More and more, brands are calling on Krim’s company to put numbers on what they gain from their buys. EDO also keeps a real-time ad database for agencies and publishers to make direct comparisons on ad dollars and impressions across the industry.
“Our view is that good measurement improves the conversation,” Krim explained. “We loved empowering Univision to get Subaru on board.”
Subaru’s Spanish-language debut
One of the advantages of EDO’s Linear TV solution is that it doesn’t depend on privacy-sensitive data. (Smaller in scale, though rapidly rising, OTT has also seen a robust privacy program launched recently by Tru Optik.)
To make the case for efficacy, EDO measures incremental online engagement above the baseline, during an individual TV ad spot. They call this metric Search Engagement Volume (SEV). Search Engagement Rate (SER), on the other hand, is the relative likelihood that a consumer performed an online action after seeing the ad, stemming from the lift in searches and other activity during and immediately after the advertisement airs.
In a presentation at the Univision conference, Krim first showed the industry-wide activity for carmakers in English-language TV and Spanish-language. Only about a third of top advertising auto brands placed any Spanish-language TV in 2019.
Lexus, the top overall brand, had nearly 60,000 ad airings in the first half of 2019. Spanish-language ads for the brand, however, showed perhaps 1,000 times or less. The most balanced brand, in this regard, according to EDO’s graph of top brands, was Ford. If they showed 20,000 English-language ads, their Spanish ads represented more than 10,000 on top of that.
Over half of the top car brands didn’t show any Spanish-language ads, or barely any. For Subaru, this lack of Spanish-language advertising was the more striking because, overall, it was second on EDO’s list of top auto TV advertisers, behind Lexus.

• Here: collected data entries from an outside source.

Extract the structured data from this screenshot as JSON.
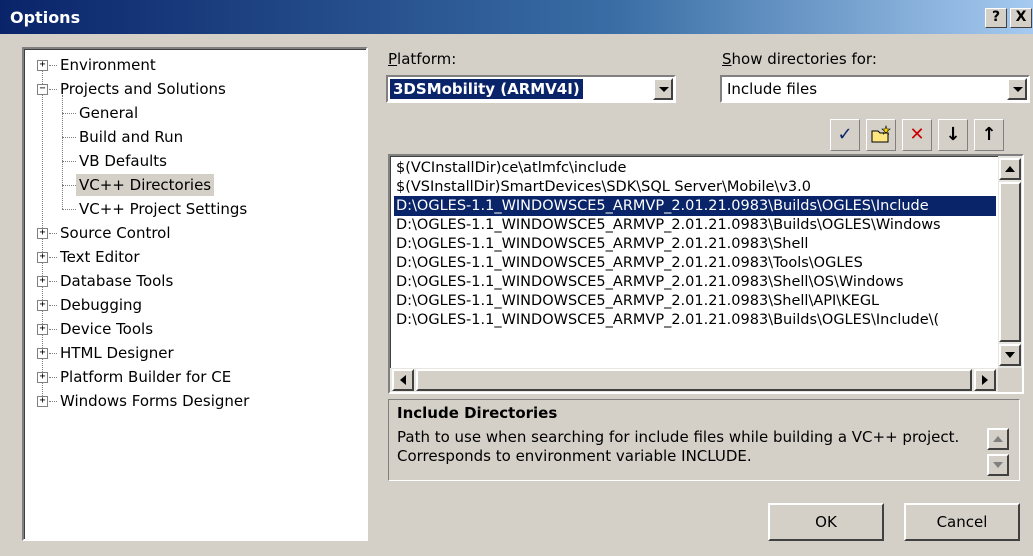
{
  "window": {
    "title": "Options",
    "help_button": "?",
    "close_button": "X"
  },
  "tree": {
    "items": [
      {
        "label": "Environment",
        "expander": "+"
      },
      {
        "label": "Projects and Solutions",
        "expander": "−"
      },
      {
        "label": "General"
      },
      {
        "label": "Build and Run"
      },
      {
        "label": "VB Defaults"
      },
      {
        "label": "VC++ Directories",
        "selected": true
      },
      {
        "label": "VC++ Project Settings"
      },
      {
        "label": "Source Control",
        "expander": "+"
      },
      {
        "label": "Text Editor",
        "expander": "+"
      },
      {
        "label": "Database Tools",
        "expander": "+"
      },
      {
        "label": "Debugging",
        "expander": "+"
      },
      {
        "label": "Device Tools",
        "expander": "+"
      },
      {
        "label": "HTML Designer",
        "expander": "+"
      },
      {
        "label": "Platform Builder for CE",
        "expander": "+"
      },
      {
        "label": "Windows Forms Designer",
        "expander": "+"
      }
    ]
  },
  "platform": {
    "label_key": "P",
    "label_rest": "latform:",
    "value": "3DSMobility (ARMV4I)"
  },
  "show_dirs": {
    "label_key": "S",
    "label_rest": "how directories for:",
    "value": "Include files"
  },
  "toolbar": {
    "check_icon": "checkmark-icon",
    "new_folder_icon": "new-folder-icon",
    "delete_icon": "delete-icon",
    "down_icon": "move-down-icon",
    "up_icon": "move-up-icon",
    "check_glyph": "✓",
    "delete_glyph": "✕",
    "down_glyph": "↓",
    "up_glyph": "↑",
    "check_color": "#0a246a",
    "delete_color": "#cc0000"
  },
  "directories": [
    "$(VCInstallDir)ce\\atlmfc\\include",
    "$(VSInstallDir)SmartDevices\\SDK\\SQL Server\\Mobile\\v3.0",
    "D:\\OGLES-1.1_WINDOWSCE5_ARMVP_2.01.21.0983\\Builds\\OGLES\\Include",
    "D:\\OGLES-1.1_WINDOWSCE5_ARMVP_2.01.21.0983\\Builds\\OGLES\\Windows",
    "D:\\OGLES-1.1_WINDOWSCE5_ARMVP_2.01.21.0983\\Shell",
    "D:\\OGLES-1.1_WINDOWSCE5_ARMVP_2.01.21.0983\\Tools\\OGLES",
    "D:\\OGLES-1.1_WINDOWSCE5_ARMVP_2.01.21.0983\\Shell\\OS\\Windows",
    "D:\\OGLES-1.1_WINDOWSCE5_ARMVP_2.01.21.0983\\Shell\\API\\KEGL",
    "D:\\OGLES-1.1_WINDOWSCE5_ARMVP_2.01.21.0983\\Builds\\OGLES\\Include\\("
  ],
  "selected_directory_index": 2,
  "description": {
    "title": "Include Directories",
    "line1": "Path to use when searching for include files while building a VC++ project.",
    "line2": "Corresponds to environment variable INCLUDE."
  },
  "buttons": {
    "ok": "OK",
    "cancel": "Cancel"
  }
}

How search leads to performance
Once Subaru’s Spanish-speaking ads began running, EDO could provide the data to back up the ads’ efficacy. According to their numbers, the Spanish-language spots led to 30 percent higher search engagement.
Across all dayparts, for instance, Subaru’s audience engagement (the SER Index) rose from 100, in English-language airings, to 134 during Spanish-language spots. In primetime, the movement was from a 107 English-language SER to 131 for Spanish-language TV.
“Core measurement influences the goals we set,” Krim said to the Univision audience. “Limitations of measurement are limiting our goals. We as marketers should have opportunities to set higher-order goals. We should also be able to have the opportunity to make decisions to maximize our goals.”
He called the opposition between brand awareness metrics and performance data in media placement “a false trade-off.”
“Twenty-first century consumers do not categorize ads,” he stated. “When sitting and watching TV as content, or on an ad, we have an almost Pavlovian response – we search. From a passive act, we lift our finger and go seek more information, and that magical moment is the beginning of the customer journey.”